Tuesday, August 14, 2007

The Power of Suggestion

A new study suggests that French fries, chicken nuggets, milk and carrots will get higher reviews from children if they are told the food came from McDonald’s.

Almost 77 percent of kids aged 3 to 5 preferred French fries served in a McDonald's bag over French fries served in a plain white bag. Even with carrots, an item not generally associated with McDonald's, more than 54 thought the branded carrots tasted better.

Walt Riker, a McDonald’s vice president, said “McDonald’s own ‘branding’ of milk, apples, salads, and other fruits and vegetables has directly resulted in major increases in the purchases of these menu items by moms, families and children.” Aha! The real secret, branding is key.

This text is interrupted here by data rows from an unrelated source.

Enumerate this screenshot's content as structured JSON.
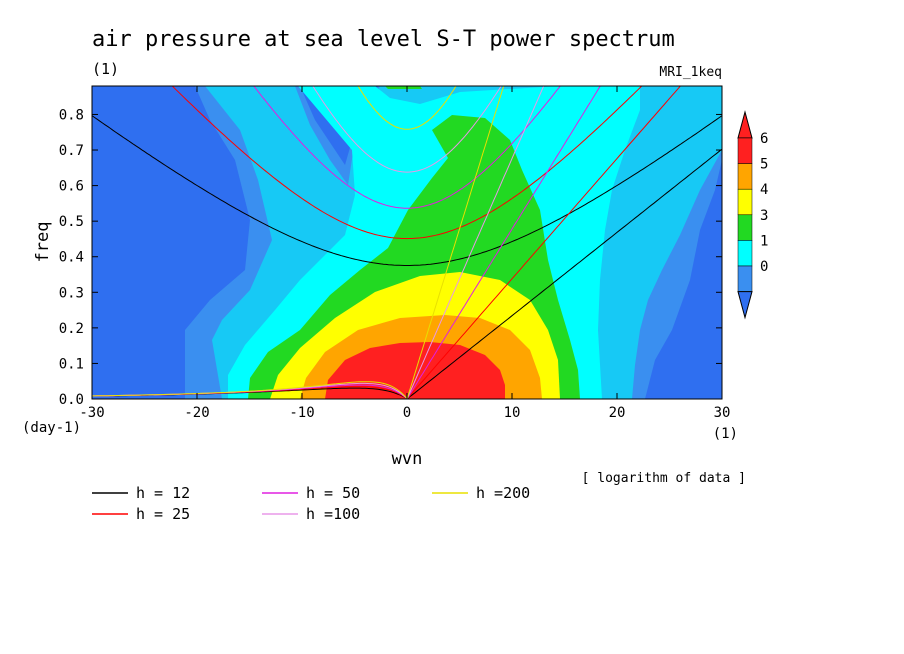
{
  "title": "air pressure at sea level S-T power spectrum",
  "unit_label": "(1)",
  "model_label": "MRI_1keq",
  "note": "[ logarithm of data ]",
  "chart_data": {
    "type": "contour",
    "xlabel": "wvn",
    "ylabel": "freq",
    "x_unit": "(1)",
    "y_unit": "(day-1)",
    "xlim": [
      -30,
      30
    ],
    "ylim": [
      0,
      0.88
    ],
    "x_ticks": [
      "-30",
      "-20",
      "-10",
      "0",
      "10",
      "20",
      "30"
    ],
    "y_ticks": [
      "0.0",
      "0.1",
      "0.2",
      "0.3",
      "0.4",
      "0.5",
      "0.6",
      "0.7",
      "0.8"
    ],
    "colorbar": {
      "labels": [
        "0",
        "1",
        "3",
        "4",
        "5",
        "6"
      ],
      "colors": [
        "#3a8ff0",
        "#17c9f5",
        "#00ffff",
        "#22d922",
        "#ffff00",
        "#ffa500",
        "#ff2020",
        "#2f6ff0"
      ]
    },
    "dispersion_curves": [
      {
        "label": "h = 12",
        "h": 12,
        "color": "#000000"
      },
      {
        "label": "h = 25",
        "h": 25,
        "color": "#ff0000"
      },
      {
        "label": "h = 50",
        "h": 50,
        "color": "#e020e0"
      },
      {
        "label": "h =100",
        "h": 100,
        "color": "#e898e8"
      },
      {
        "label": "h =200",
        "h": 200,
        "color": "#e8e000"
      }
    ]
  }
}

So what if it was served in a Disney bag or a Sesame Street bag? The study didn't look at the more general comparison of brand name vs absence of brand name. How often can you buy food in an unlabeled container? Rarely, at carnivals or amusement parks perhaps, but even those are slowly being covered with advertisements.

Another interesting finding interesting find the researchers reported is that,

"the more television sets in the house, the more likely a child was to prefer McDonald’s branded food, and that three-quarters of the families had toys from McDonald’s in their homes"

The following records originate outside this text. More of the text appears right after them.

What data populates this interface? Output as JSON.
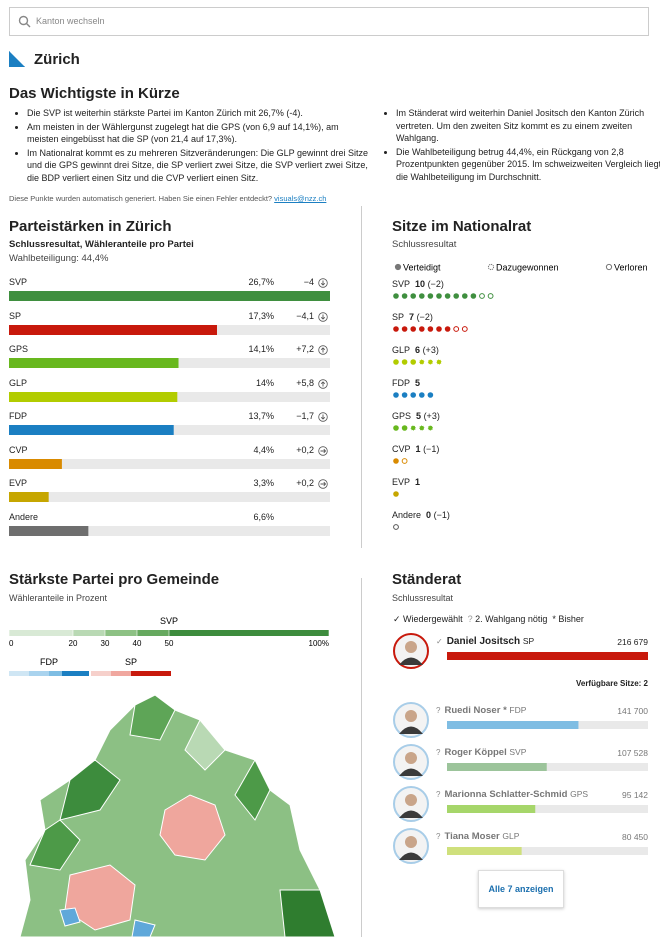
{
  "search": {
    "placeholder": "Kanton wechseln"
  },
  "header": {
    "title": "Zürich"
  },
  "summary": {
    "title": "Das Wichtigste in Kürze",
    "left": [
      "Die SVP ist weiterhin stärkste Partei im Kanton Zürich mit 26,7% (-4).",
      "Am meisten in der Wählergunst zugelegt hat die GPS (von 6,9 auf 14,1%), am meisten eingebüsst hat die SP (von 21,4 auf 17,3%).",
      "Im Nationalrat kommt es zu mehreren Sitzveränderungen: Die GLP gewinnt drei Sitze und die GPS gewinnt drei Sitze, die SP verliert zwei Sitze, die SVP verliert zwei Sitze, die BDP verliert einen Sitz und die CVP verliert einen Sitz."
    ],
    "right": [
      "Im Ständerat wird weiterhin Daniel Jositsch den Kanton Zürich vertreten. Um den zweiten Sitz kommt es zu einem zweiten Wahlgang.",
      "Die Wahlbeteiligung betrug 44,4%, ein Rückgang von 2,8 Prozentpunkten gegenüber 2015. Im schweizweiten Vergleich liegt die Wahlbeteiligung im Durchschnitt."
    ],
    "note": "Diese Punkte wurden automatisch generiert. Haben Sie einen Fehler entdeckt?",
    "link": "visuals@nzz.ch"
  },
  "party_strength": {
    "title": "Parteistärken in Zürich",
    "subtitle": "Schlussresultat, Wähleranteile pro Partei",
    "turnout": "Wahlbeteiligung: 44,4%",
    "parties": [
      {
        "name": "SVP",
        "color": "#3f8f3f",
        "value": 26.7,
        "label": "26,7%",
        "change": -4,
        "change_label": "−4"
      },
      {
        "name": "SP",
        "color": "#c8190c",
        "value": 17.3,
        "label": "17,3%",
        "change": -4.1,
        "change_label": "−4,1"
      },
      {
        "name": "GPS",
        "color": "#68b81e",
        "value": 14.1,
        "label": "14,1%",
        "change": 7.2,
        "change_label": "+7,2"
      },
      {
        "name": "GLP",
        "color": "#b2cc00",
        "value": 14,
        "label": "14%",
        "change": 5.8,
        "change_label": "+5,8"
      },
      {
        "name": "FDP",
        "color": "#1b7fc2",
        "value": 13.7,
        "label": "13,7%",
        "change": -1.7,
        "change_label": "−1,7"
      },
      {
        "name": "CVP",
        "color": "#d98a00",
        "value": 4.4,
        "label": "4,4%",
        "change": 0.2,
        "change_label": "+0,2"
      },
      {
        "name": "EVP",
        "color": "#c6a600",
        "value": 3.3,
        "label": "3,3%",
        "change": 0.2,
        "change_label": "+0,2"
      },
      {
        "name": "Andere",
        "color": "#6e6e6e",
        "value": 6.6,
        "label": "6,6%"
      }
    ]
  },
  "seats": {
    "title": "Sitze im Nationalrat",
    "subtitle": "Schlussresultat",
    "legend": [
      "Verteidigt",
      "Dazugewonnen",
      "Verloren"
    ],
    "parties": [
      {
        "name": "SVP",
        "color": "#3f8f3f",
        "seats": 10,
        "change": -2,
        "change_label": "(−2)"
      },
      {
        "name": "SP",
        "color": "#c8190c",
        "seats": 7,
        "change": -2,
        "change_label": "(−2)"
      },
      {
        "name": "GLP",
        "color": "#b2cc00",
        "seats": 6,
        "change": 3,
        "change_label": "(+3)"
      },
      {
        "name": "FDP",
        "color": "#1b7fc2",
        "seats": 5
      },
      {
        "name": "GPS",
        "color": "#68b81e",
        "seats": 5,
        "change": 3,
        "change_label": "(+3)"
      },
      {
        "name": "CVP",
        "color": "#d98a00",
        "seats": 1,
        "change": -1,
        "change_label": "(−1)"
      },
      {
        "name": "EVP",
        "color": "#c6a600",
        "seats": 1
      },
      {
        "name": "Andere",
        "color": "#6e6e6e",
        "seats": 0,
        "change": -1,
        "change_label": "(−1)"
      }
    ]
  },
  "map": {
    "title": "Stärkste Partei pro Gemeinde",
    "subtitle": "Wähleranteile in Prozent",
    "scale_name": "SVP",
    "ticks": [
      0,
      20,
      30,
      40,
      50,
      {
        "value": 100,
        "label": "100%"
      }
    ],
    "legend": [
      "FDP",
      "SP"
    ]
  },
  "council": {
    "title": "Ständerat",
    "subtitle": "Schlussresultat",
    "legend": [
      "Wiedergewählt",
      "2. Wahlgang nötig",
      "* Bisher"
    ],
    "available": "Verfügbare Sitze: 2",
    "button": "Alle 7 anzeigen",
    "candidates": [
      {
        "name": "Daniel Jositsch",
        "party": "SP",
        "color": "#c8190c",
        "votes": 216679,
        "label": "216 679",
        "elected": true
      },
      {
        "name": "Ruedi Noser",
        "marker": "*",
        "party": "FDP",
        "color": "#7fbde3",
        "votes": 141700,
        "label": "141 700"
      },
      {
        "name": "Roger Köppel",
        "party": "SVP",
        "color": "#9cc49b",
        "votes": 107528,
        "label": "107 528"
      },
      {
        "name": "Marionna Schlatter-Schmid",
        "party": "GPS",
        "color": "#a6d66a",
        "votes": 95142,
        "label": "95 142"
      },
      {
        "name": "Tiana Moser",
        "party": "GLP",
        "color": "#cfe07c",
        "votes": 80450,
        "label": "80 450"
      }
    ]
  }
}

This I believe. In the Overspent American by Juliet Schor, many studies are complied to show that the number of television hours viewed directly correlates with spending. This shouldn't be too big a surprise, the more advertisements you are exposed to, the more you buy. Schor wrote another book after Overspent American in that same vain, Born to Buy: The Commercialized Child and the New Consumer Culture, which has some amazing statistics (none of which I can actually remember off the top of my head) about how many advertisements children see and process- even at a very young age.

While the McDonald's food preference study is mildly interesting, I think that the real point here lies in not only in packaging, but in brand recognition and advertisement awareness. I bet that kids will statistically favor items in packaging that they recognize over things in plain white packaging, just as the marketing industry has planned.